Le simple fait de reconnaître la nécessité de l'aide alimentaire n'est pas suffisant. Il ne faut en aucun cas céder aux chantres des belles promesses, mais bel et bien agir.
La théorie libérale fondée sur l'affirmation que le libre-échange serait une clef du développement montre toutes ses limites.
J'en veux pour preuve les mesures qui ont été prises par l'OMC, notamment lors de la conférence de Doha en 2001, selon lesquelles l'abaissement des barrières douanières permettrait de jouer un rôle moteur pour les agriculteurs des pays du Sud. Le résultat est tout autre. En effet, les petits paysans du Sud, peu productifs, se voient contraints de subir les prix internationalement fixés par les pays industrialisés, très productifs et très subventionnés, ce qui les empêche de dégager de réels profits et de progresser.
De plus, il est intolérable de voir l'existence de barrières douanières imposées par l'OMC et les pays riches en ce qui concerne l'importation de denrées agricoles en provenance des pays en voie de développement.
L'insécurité alimentaire s'accompagne, pour une large part, de la grande pauvreté des populations touchées, cette pauvreté étant entretenue par les inégalités entre les politiques agricoles et halieutiques du Nord et du Sud.
Il faut cesser de se cacher derrière un protectionnisme persistant et prendre enfin la mesure des réalités mondiales engendrées par la famine.
Il faut également éviter de basculer vers un droit d'ingérence alimentaire et laisser aux populations tout le pouvoir de gestion et de décision de leurs politiques agricoles par la voie de la souveraineté alimentaire.
Il faut, enfin, engager un réel dialogue entre les pays pour adapter l'aide alimentaire aux besoins et aux habitudes des populations concernées. Il faut une aide juste et intelligente. Il s'agit, lorsque l'on parle de la vie d'êtres humains, non pas de bonne conscience, mais de prise de conscience généralisée.
Le groupe communiste républicain et citoyen votera pour la ratification de la convention de Londres, conscient de la nécessité de telles mesures, mais il reste vigilant quant à la politique que décidera de mener la France en ce domaine, en espérant que les futures décisions relatives à l'aide alimentaire tiendront compte des réalités humaines de la faim dans le monde et non pas seulement des impératifs économiques de certains pays riches.
M. le président. La parole est à M. Jean Chérioux.
M. Jean Chérioux. Je souhaite répondre à notre excellent collègue M. Le Cam.

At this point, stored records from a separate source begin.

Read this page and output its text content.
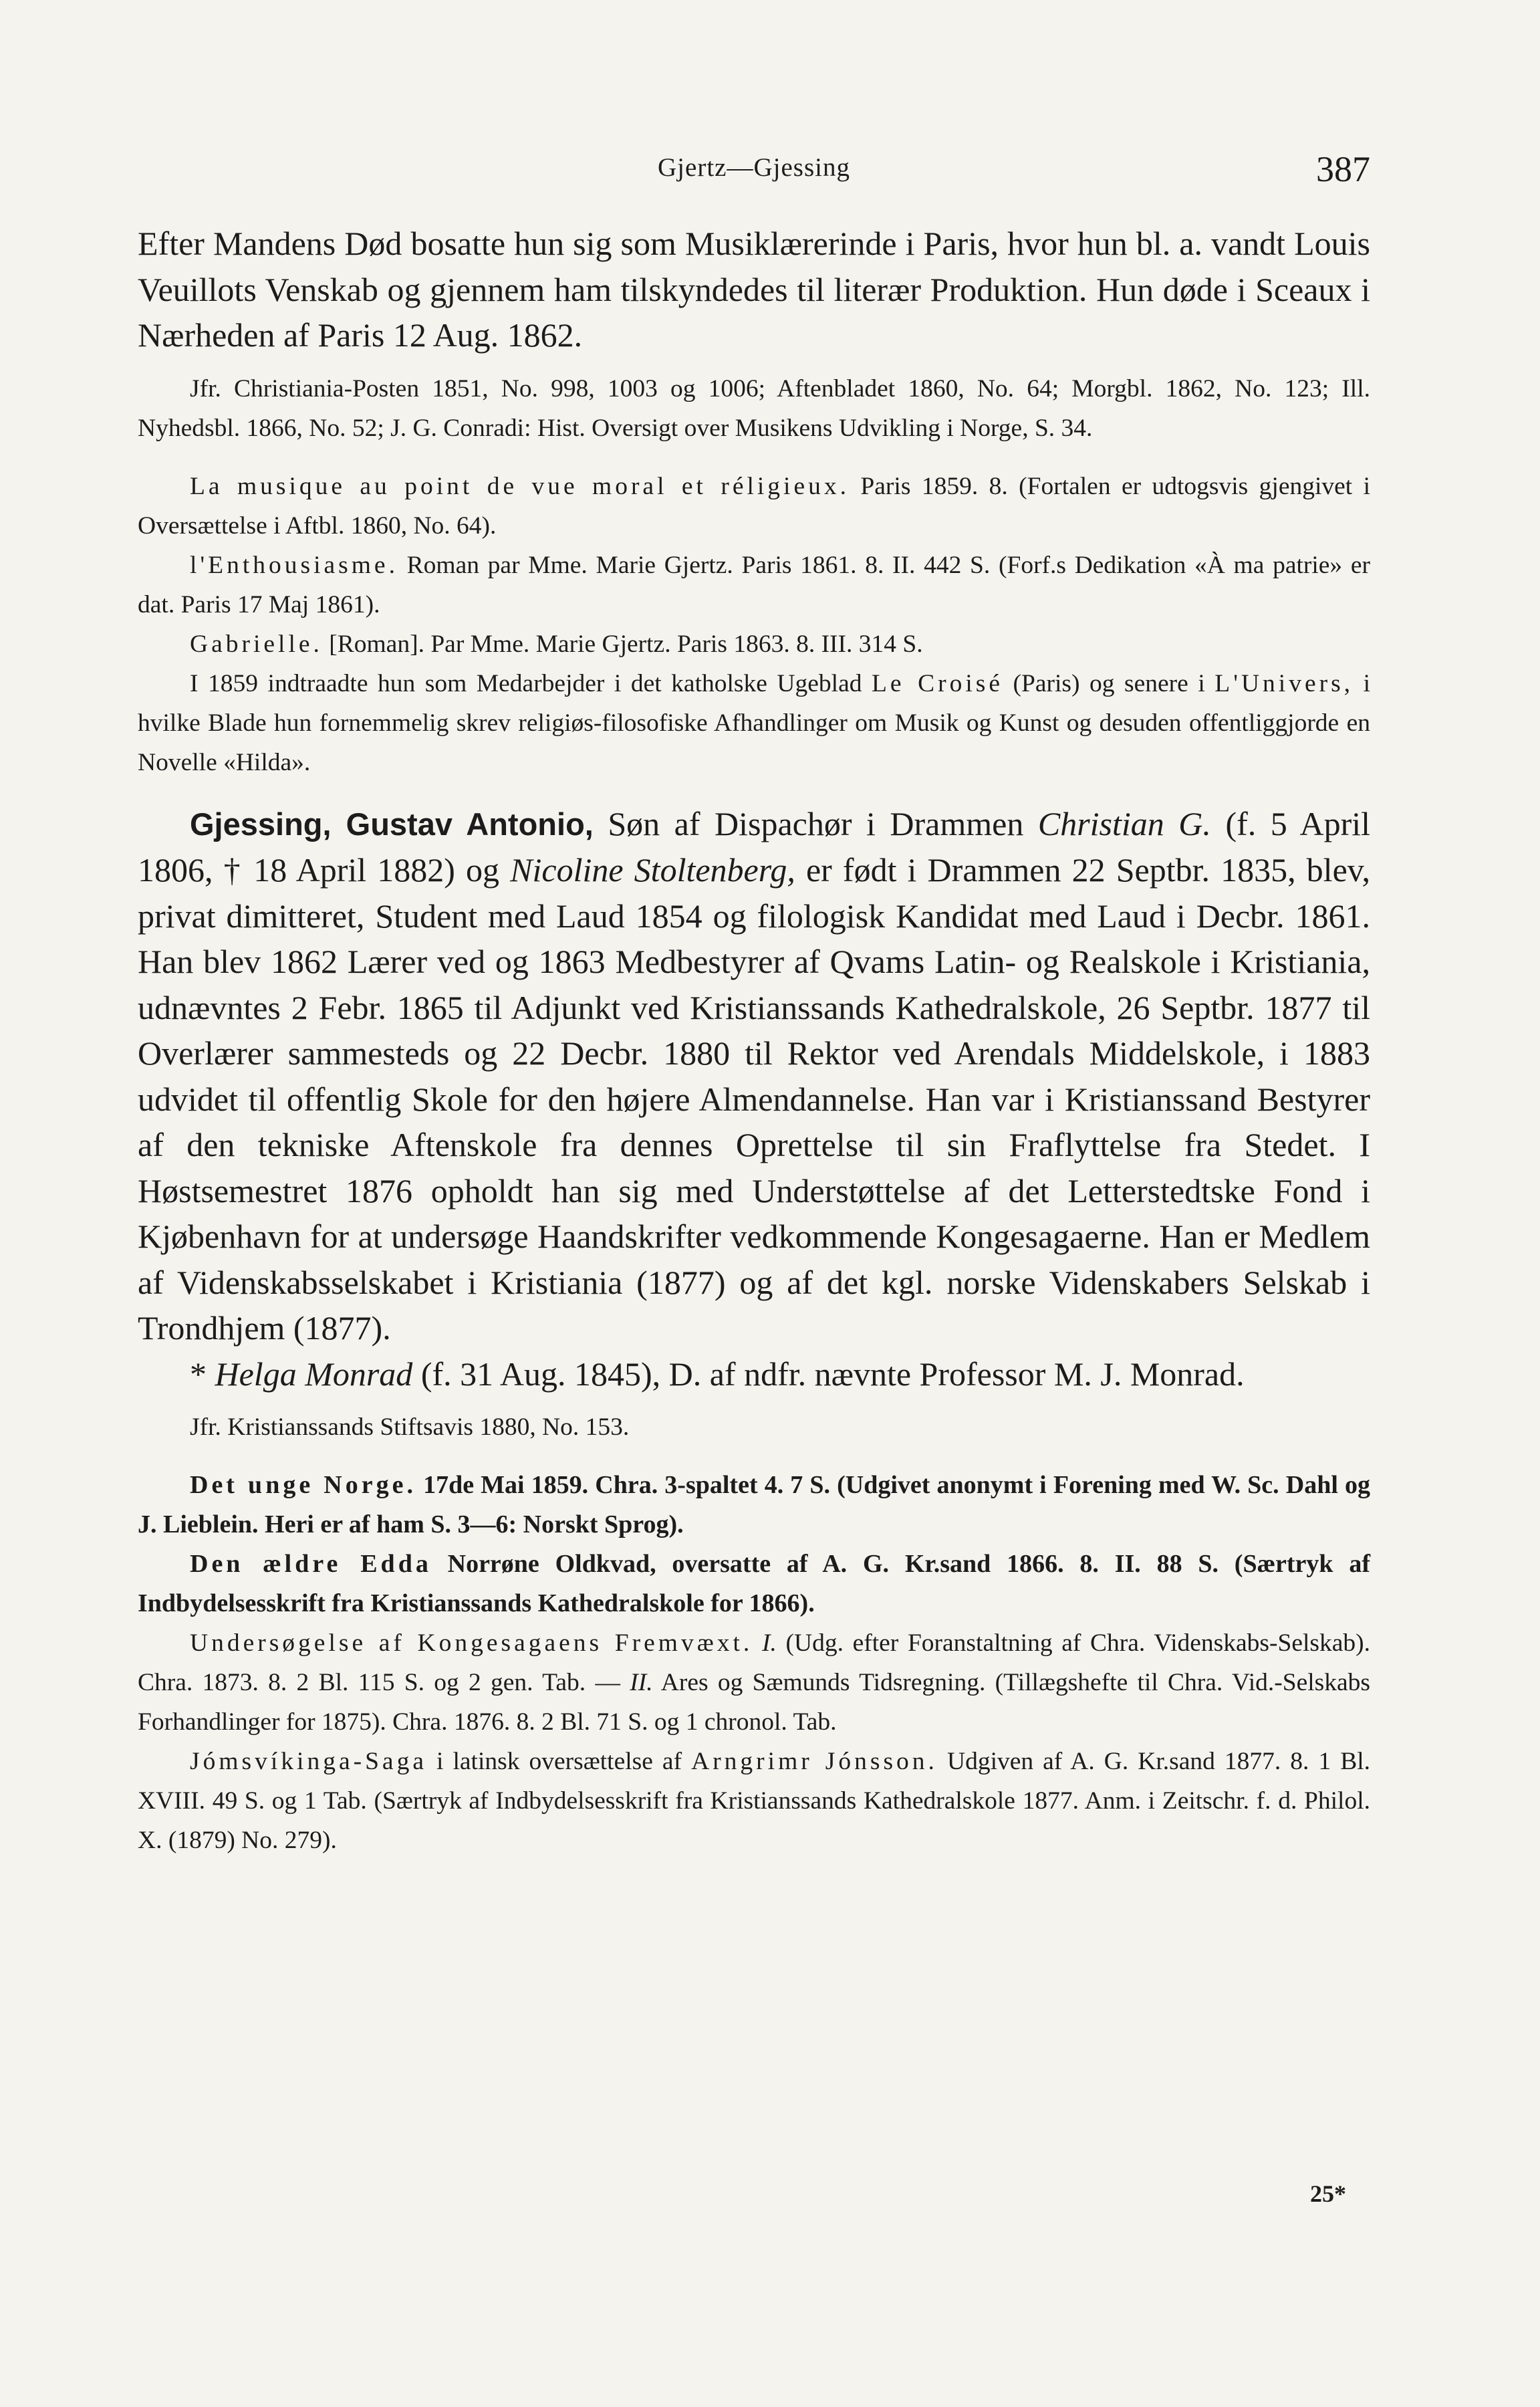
Gjertz—Gjessing	387

Efter Mandens Død bosatte hun sig som Musiklærerinde i Paris, hvor hun bl. a. vandt Louis Veuillots Venskab og gjennem ham tilskyndedes til literær Produktion. Hun døde i Sceaux i Nærheden af Paris 12 Aug. 1862.

Jfr. Christiania-Posten 1851, No. 998, 1003 og 1006; Aftenbladet 1860, No. 64; Morgbl. 1862, No. 123; Ill. Nyhedsbl. 1866, No. 52; J. G. Conradi: Hist. Oversigt over Musikens Udvikling i Norge, S. 34.

La musique au point de vue moral et réligieux. Paris 1859. 8. (Fortalen er udtogsvis gjengivet i Oversættelse i Aftbl. 1860, No. 64).

l'Enthousiasme. Roman par Mme. Marie Gjertz. Paris 1861. 8. II. 442 S. (Forf.s Dedikation «À ma patrie» er dat. Paris 17 Maj 1861).

Gabrielle. [Roman]. Par Mme. Marie Gjertz. Paris 1863. 8. III. 314 S.

I 1859 indtraadte hun som Medarbejder i det katholske Ugeblad Le Croisé (Paris) og senere i L'Univers, i hvilke Blade hun fornemmelig skrev religiøs-filosofiske Afhandlinger om Musik og Kunst og desuden offentliggjorde en Novelle «Hilda».

Gjessing, Gustav Antonio, Søn af Dispachør i Drammen Christian G. (f. 5 April 1806, † 18 April 1882) og Nicoline Stoltenberg, er født i Drammen 22 Septbr. 1835, blev, privat dimitteret, Student med Laud 1854 og filologisk Kandidat med Laud i Decbr. 1861. Han blev 1862 Lærer ved og 1863 Medbestyrer af Qvams Latin- og Realskole i Kristiania, udnævntes 2 Febr. 1865 til Adjunkt ved Kristianssands Kathedralskole, 26 Septbr. 1877 til Overlærer sammesteds og 22 Decbr. 1880 til Rektor ved Arendals Middelskole, i 1883 udvidet til offentlig Skole for den højere Almendannelse. Han var i Kristianssand Bestyrer af den tekniske Aftenskole fra dennes Oprettelse til sin Fraflyttelse fra Stedet. I Høstsemestret 1876 opholdt han sig med Understøttelse af det Letterstedtske Fond i Kjøbenhavn for at undersøge Haandskrifter vedkommende Kongesagaerne. Han er Medlem af Videnskabsselskabet i Kristiania (1877) og af det kgl. norske Videnskabers Selskab i Trondhjem (1877).

* Helga Monrad (f. 31 Aug. 1845), D. af ndfr. nævnte Professor M. J. Monrad.

Jfr. Kristianssands Stiftsavis 1880, No. 153.

Det unge Norge. 17de Mai 1859. Chra. 3-spaltet 4. 7 S. (Udgivet anonymt i Forening med W. Sc. Dahl og J. Lieblein. Heri er af ham S. 3—6: Norskt Sprog).

Den ældre Edda Norrøne Oldkvad, oversatte af A. G. Kr.sand 1866. 8. II. 88 S. (Særtryk af Indbydelsesskrift fra Kristianssands Kathedralskole for 1866).

Undersøgelse af Kongesagaens Fremvæxt. I. (Udg. efter Foranstaltning af Chra. Videnskabs-Selskab). Chra. 1873. 8. 2 Bl. 115 S. og 2 gen. Tab. — II. Ares og Sæmunds Tidsregning. (Tillægshefte til Chra. Vid.-Selskabs Forhandlinger for 1875). Chra. 1876. 8. 2 Bl. 71 S. og 1 chronol. Tab.

Jómsvíkinga-Saga i latinsk oversættelse af Arngrimr Jónsson. Udgiven af A. G. Kr.sand 1877. 8. 1 Bl. XVIII. 49 S. og 1 Tab. (Særtryk af Indbydelsesskrift fra Kristianssands Kathedralskole 1877. Anm. i Zeitschr. f. d. Philol. X. (1879) No. 279).

25*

S'il est vrai que le libéralisme absolu a sa part de responsabilité en ce domaine, il n'est pas seul en cause. Il ne s'agit pas seulement d'opposer pays riches, d'un côté, et pays pauvres, de l'autre ; d'autres facteurs peuvent jouer. Il aurait peut-être été utile que notre collègue rappelle les difficultés que connaît, par exemple, la Corée du Nord, où, à l'évidence, d'autres raisons expliquent une misère qui est peut-être l'une des plus grandes du monde !
M. Gérard Le Cam. La Corée du Nord n'est pas un modèle pour moi !
M. le président. Personne ne demande plus la parole dans la discussion générale ?...
La discussion générale est close.
Nous passons à la discussion de l'article unique.
« Article unique. - Est autorisée la ratification de la convention relative à l'aide alimentaire, faite à Londres le 13 avril 1999, et dont le texte est annexé à la présente loi. »
Personne ne demande la parole ?...
Je mets aux voix l'article unique du projet de loi.

(Le projet de loi est adopté.)
M. le président. Je constate que ce texte a été adopté à l'unanimité.